How the market reacted
The S&P 500 U.S. broad market index was falling 0.75% shortly after the regulator's decision was published, while the Dow Jones blue-chip index was losing 1% and the Nasdaq Composite was down 0.8%. The Russell 2000 index of small capitalization companies was down 0.5%.
On March 18, the main U.S. stock indices declined from the beginning of the trading session, including against the background of rising oil prices, escalation of the conflict in the Middle East, as well as the data on wholesale inflation in the U.S., which exceeded expectations.
What's next?
The median forecast of FOMC members assumes one quarter percentage point cut in interest rates in 2026 and another similar cut in 2027. These estimates are unchanged from those the Fed gave in December 2025.
The combination of tighter inflation and cooling U.S. economic growth is not enough to force the Fed to raise or lower rates, but significantly complicates decision-making, Barron's notes.
"The threshold for rate cuts has risen. The Fed is facing conflicting signals," Barron's quoted Amova Asset Management 's chief global strategist Naomi Fink as saying. The regulator made its decision in the context of persistently high inflation - the Core Personal Consumption Expenditure Index (Core PCE), which does not take into account volatile food and energy prices and is the most preferred indicator for the US Fed - reached 3.1% in January in annualized terms. Inflation in the U.S. could rise further due to rising energy costs, Fink noted. The decision of the U.S. central bank was also influenced by the slowdown in the economy: weakening hiring in the U.S., lower consumer spending, as well as GDP growth of only 0.7% in the fourth quarter of 2025 instead of the 1.5% expected by analysts.
Markets have already begun to reflect this tension. Expectations of a rate cut have fallen sharply in recent months: market participants' assessment of the probability that it will happen in June fell to 18%, in July - to 31%, in September - to 44%. The main scenario is now considered only one rate cut - in December with a probability of about 60%, reports CNBC.

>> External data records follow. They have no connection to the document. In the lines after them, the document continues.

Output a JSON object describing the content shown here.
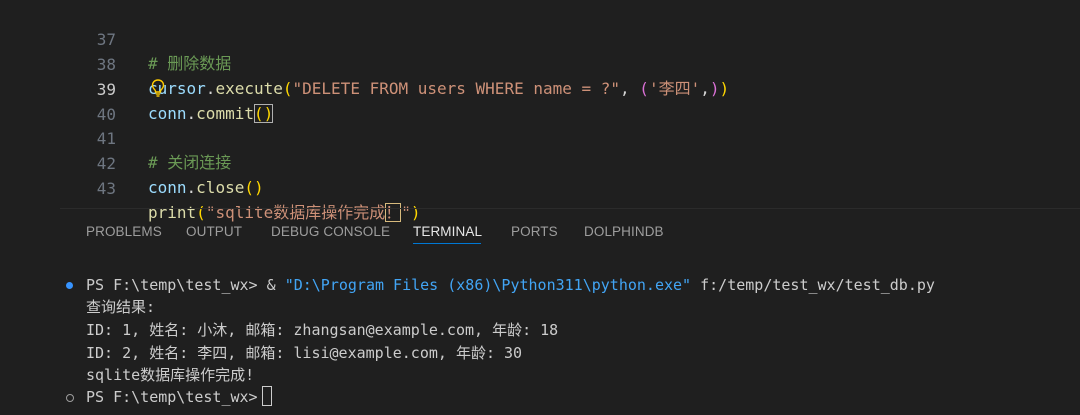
{
  "editor": {
    "lines": [
      {
        "num": "37",
        "comment": "# 删除数据"
      },
      {
        "num": "38",
        "obj": "cursor",
        "dot": ".",
        "method": "execute",
        "open": "(",
        "sql": "\"DELETE FROM users WHERE name = ?\"",
        "comma": ", ",
        "tuple_open": "(",
        "arg": "'李四'",
        "tuple_comma": ",",
        "tuple_close": ")",
        "close": ")"
      },
      {
        "num": "39",
        "obj": "conn",
        "dot": ".",
        "method": "commit",
        "parens": "()"
      },
      {
        "num": "40"
      },
      {
        "num": "41",
        "comment": "# 关闭连接"
      },
      {
        "num": "42",
        "obj": "conn",
        "dot": ".",
        "method": "close",
        "parens": "()"
      },
      {
        "num": "43",
        "fn": "print",
        "open": "(",
        "str_a": "\"sqlite数据库操作完成",
        "str_b": "！",
        "str_c": "\"",
        "close": ")"
      }
    ],
    "lightbulb_icon": "lightbulb-icon"
  },
  "panel": {
    "tabs": [
      "PROBLEMS",
      "OUTPUT",
      "DEBUG CONSOLE",
      "TERMINAL",
      "PORTS",
      "DOLPHINDB"
    ],
    "active_tab": "TERMINAL"
  },
  "terminal": {
    "prompt1": "PS F:\\temp\\test_wx> & ",
    "python_path": "\"D:\\Program Files (x86)\\Python311\\python.exe\"",
    "script_path": " f:/temp/test_wx/test_db.py",
    "out1": "查询结果:",
    "out2": "ID: 1, 姓名: 小沐, 邮箱: zhangsan@example.com, 年龄: 18",
    "out3": "ID: 2, 姓名: 李四, 邮箱: lisi@example.com, 年龄: 30",
    "out4": "sqlite数据库操作完成!",
    "prompt2": "PS F:\\temp\\test_wx>"
  },
  "colors": {
    "background": "#1f1f1f",
    "accent": "#0078d4",
    "comment": "#6a9955",
    "string": "#ce9178",
    "terminal_string": "#42a5f5"
  }
}
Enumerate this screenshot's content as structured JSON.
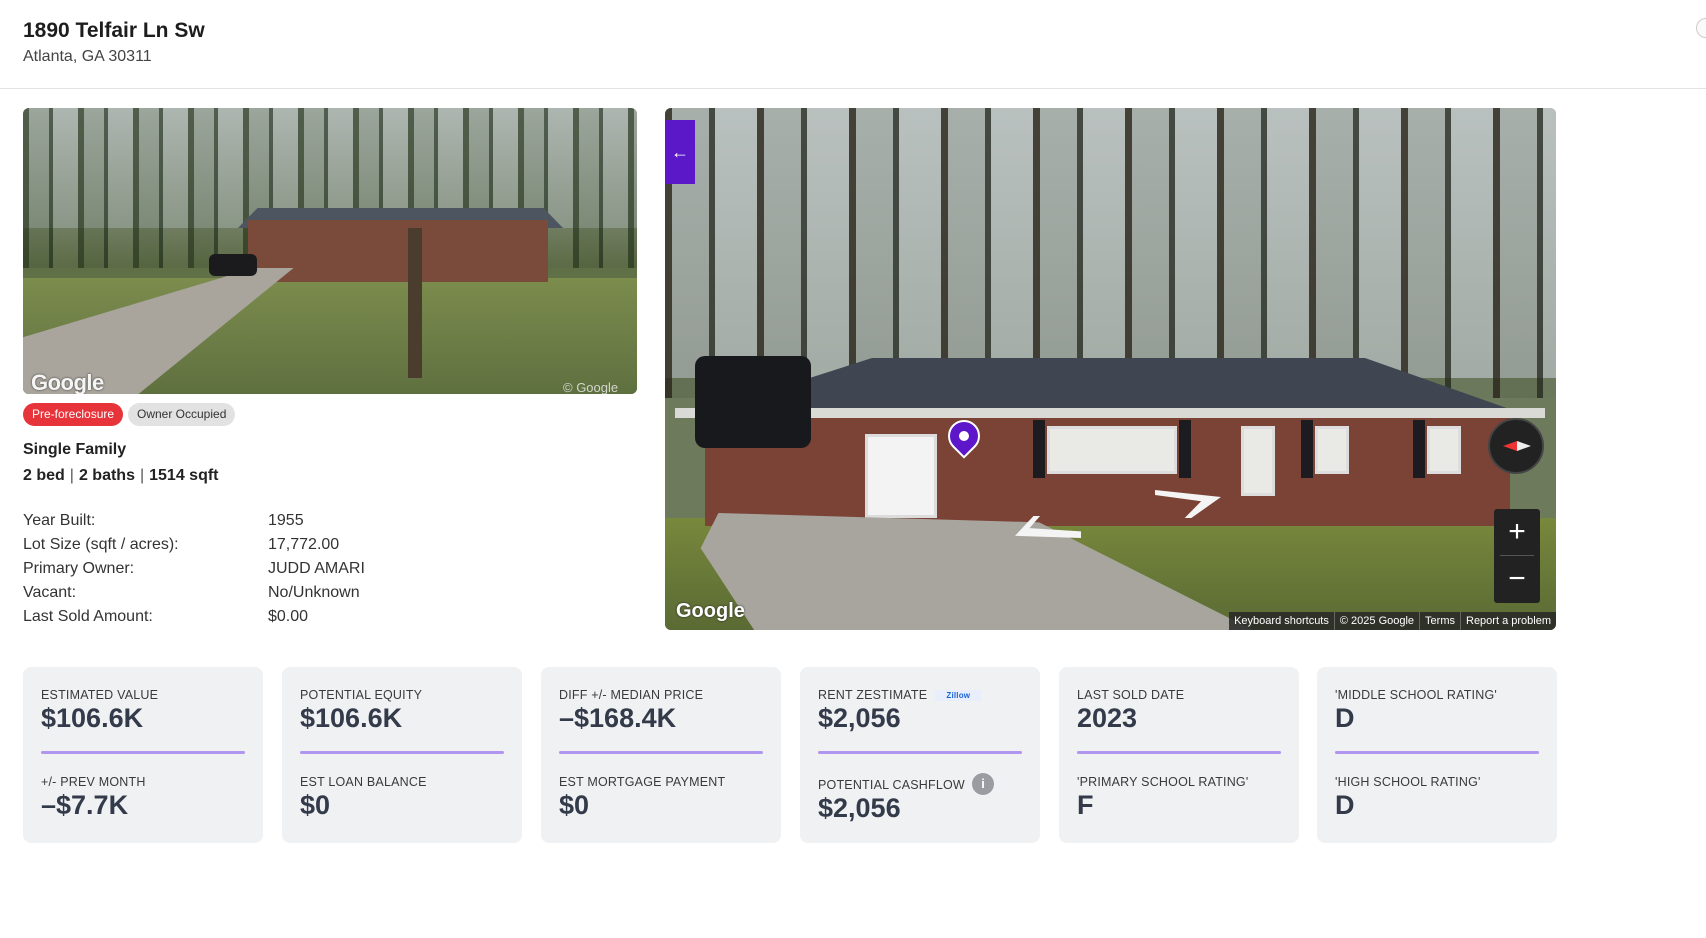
{
  "header": {
    "address_line1": "1890 Telfair Ln Sw",
    "address_line2": "Atlanta, GA 30311"
  },
  "photo": {
    "watermark": "Google",
    "copyright": "© Google"
  },
  "badges": {
    "status": "Pre-foreclosure",
    "occupancy": "Owner Occupied"
  },
  "property": {
    "type": "Single Family",
    "beds": "2 bed",
    "baths": "2 baths",
    "sqft": "1514 sqft",
    "separator": "|"
  },
  "facts": [
    {
      "label": "Year Built:",
      "value": "1955"
    },
    {
      "label": "Lot Size (sqft / acres):",
      "value": "17,772.00"
    },
    {
      "label": "Primary Owner:",
      "value": "JUDD AMARI"
    },
    {
      "label": "Vacant:",
      "value": "No/Unknown"
    },
    {
      "label": "Last Sold Amount:",
      "value": "$0.00"
    }
  ],
  "streetview": {
    "back_label": "←",
    "zoom_in": "+",
    "zoom_out": "−",
    "google_logo": "Google",
    "attribution": [
      "Keyboard shortcuts",
      "© 2025 Google",
      "Terms",
      "Report a problem"
    ]
  },
  "stats": [
    {
      "label1": "ESTIMATED VALUE",
      "value1": "$106.6K",
      "label2": "+/- PREV MONTH",
      "value2": "–$7.7K"
    },
    {
      "label1": "POTENTIAL EQUITY",
      "value1": "$106.6K",
      "label2": "EST LOAN BALANCE",
      "value2": "$0"
    },
    {
      "label1": "DIFF +/- MEDIAN PRICE",
      "value1": "–$168.4K",
      "label2": "EST MORTGAGE PAYMENT",
      "value2": "$0"
    },
    {
      "label1": "RENT ZESTIMATE",
      "value1": "$2,056",
      "label2": "POTENTIAL CASHFLOW",
      "value2": "$2,056",
      "logo": "Zillow",
      "info": "i"
    },
    {
      "label1": "LAST SOLD DATE",
      "value1": "2023",
      "label2": "'PRIMARY SCHOOL RATING'",
      "value2": "F"
    },
    {
      "label1": "'MIDDLE SCHOOL RATING'",
      "value1": "D",
      "label2": "'HIGH SCHOOL RATING'",
      "value2": "D"
    }
  ],
  "colors": {
    "badge_red": "#e7333a",
    "accent_purple": "#5a18c8",
    "bar_lavender": "#b196f0"
  }
}
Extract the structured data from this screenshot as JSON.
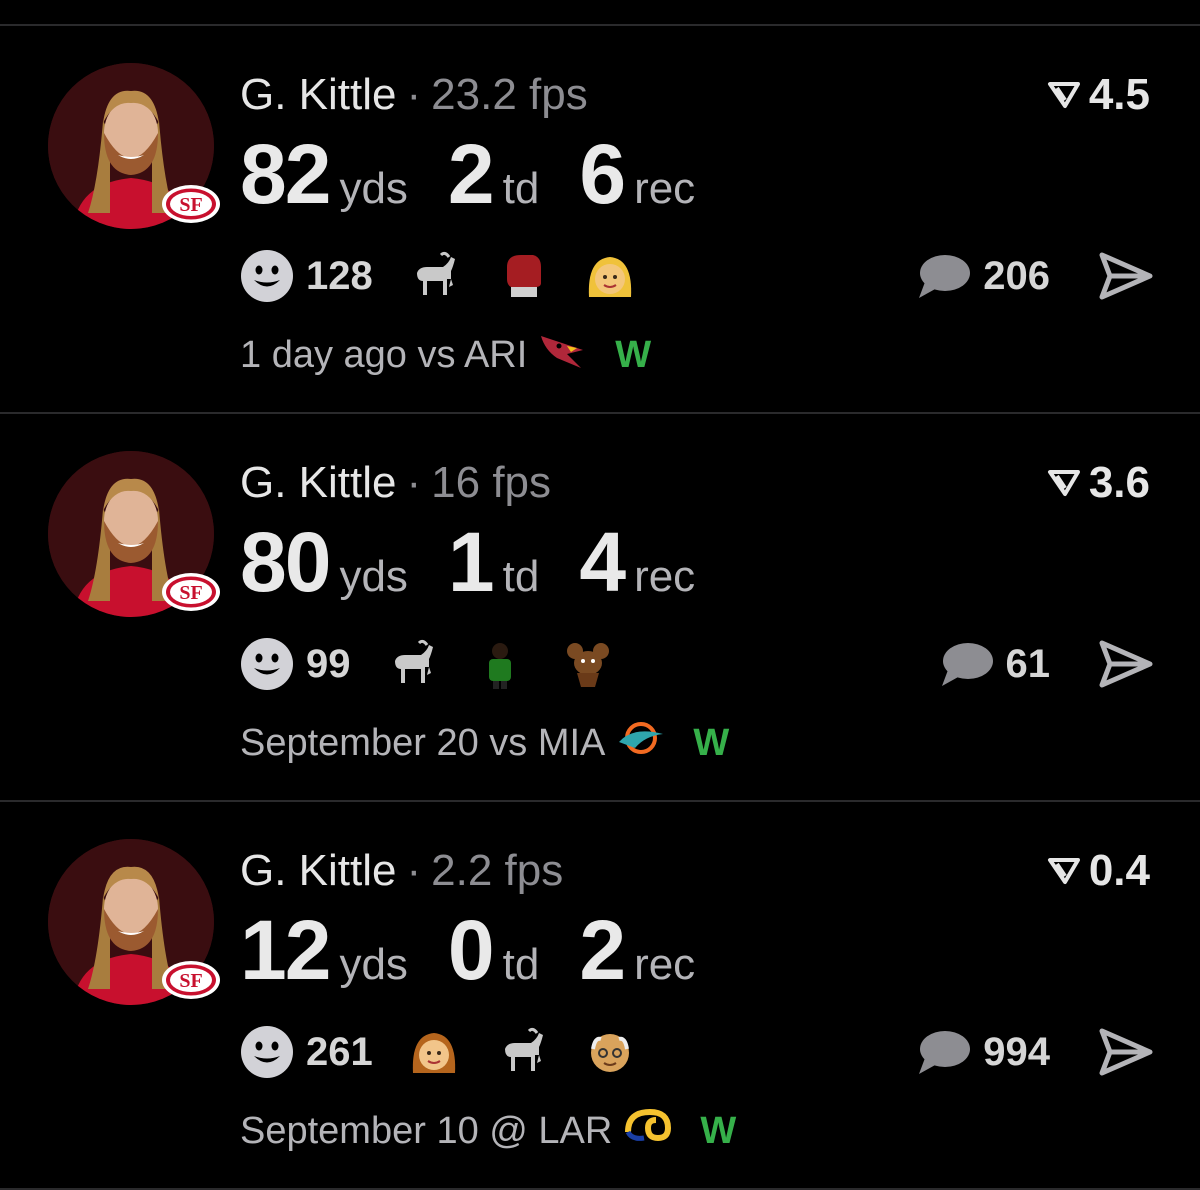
{
  "posts": [
    {
      "player": "G. Kittle",
      "fps": "23.2 fps",
      "boost": "4.5",
      "stats": [
        {
          "value": "82",
          "unit": "yds"
        },
        {
          "value": "2",
          "unit": "td"
        },
        {
          "value": "6",
          "unit": "rec"
        }
      ],
      "reaction_count": "128",
      "reaction_emojis": [
        "goat-emoji",
        "boxing-glove-emoji",
        "blonde-woman-emoji"
      ],
      "comment_count": "206",
      "when": "1 day ago",
      "matchup": "vs ARI",
      "opponent_logo": "cardinals-logo",
      "result": "W"
    },
    {
      "player": "G. Kittle",
      "fps": "16 fps",
      "boost": "3.6",
      "stats": [
        {
          "value": "80",
          "unit": "yds"
        },
        {
          "value": "1",
          "unit": "td"
        },
        {
          "value": "4",
          "unit": "rec"
        }
      ],
      "reaction_count": "99",
      "reaction_emojis": [
        "goat-emoji",
        "player-sticker",
        "cartoon-mouse-sticker"
      ],
      "comment_count": "61",
      "when": "September 20",
      "matchup": "vs MIA",
      "opponent_logo": "dolphins-logo",
      "result": "W"
    },
    {
      "player": "G. Kittle",
      "fps": "2.2 fps",
      "boost": "0.4",
      "stats": [
        {
          "value": "12",
          "unit": "yds"
        },
        {
          "value": "0",
          "unit": "td"
        },
        {
          "value": "2",
          "unit": "rec"
        }
      ],
      "reaction_count": "261",
      "reaction_emojis": [
        "woman-emoji",
        "goat-emoji",
        "old-man-emoji"
      ],
      "comment_count": "994",
      "when": "September 10",
      "matchup": "@ LAR",
      "opponent_logo": "rams-logo",
      "result": "W"
    }
  ],
  "colors": {
    "background": "#000000",
    "divider": "#2a2a2c",
    "win": "#36b04a",
    "muted": "#8d8d92",
    "team": "#c8102e"
  }
}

Analysts at Barclays on March 13 also shifted their forecast for the first Fed rate cut this year from June to September, pointing to increased inflation risks due to the conflict in the Middle East, Reuters wrote. At the same time, analysts shifted the expected December rate cut to March 2027, and now forecast only one rate cut of 25 basis points this year.
Central banks usually ignore inflation shocks caused by rising energy prices, especially if they are associated with supply disruptions, Barron's writes. But the current shock has come at a critical moment: inflation has been above the Ma's 2% target for five years, and the regulator has little room for "the risk of looking too soft," the publication points out. "The Fed is effectively operating with limited visibility. In such a situation, the safest approach is to stick to the current course," said Erasmus Kersting, an economist at Villanova University.
"When the Fed's two key goals - containing inflation and supporting employment - start to contradict each other, it inevitably sparks discussion. And the reality is that we don't have the luxury, like other central banks, of simply ignoring inflation - we're now in our fifth year of living above target on it, and the risk of it strengthening is growing every day," Bloomberg quoted KPMG chief economist Diane Swank as saying.
Context
On March 16, US President Donald Trump demanded that the Federal Reserve hold a "special meeting" and cut interest rates "right now." "What better time to cut interest rates than right now? Even a third grader knows that," Trump said (quoted in WSJ).
In contrast, a survey of former Federal Reserve employees and officials showed growing support among them for raising interest rates amid accelerating inflation related to the conflict with Iran, MarketWatch reports. According to the latest quarterly survey of 28 respondents, more than 20% of them believe a rate hike is appropriate as early as this year, up from less than 5% in December. The share of those who expect a rate cut in 2026 among respondents fell to 30% from 40% in the previous survey. At the same time, most respondents believe the Fed is likely to keep current policy unchanged this year.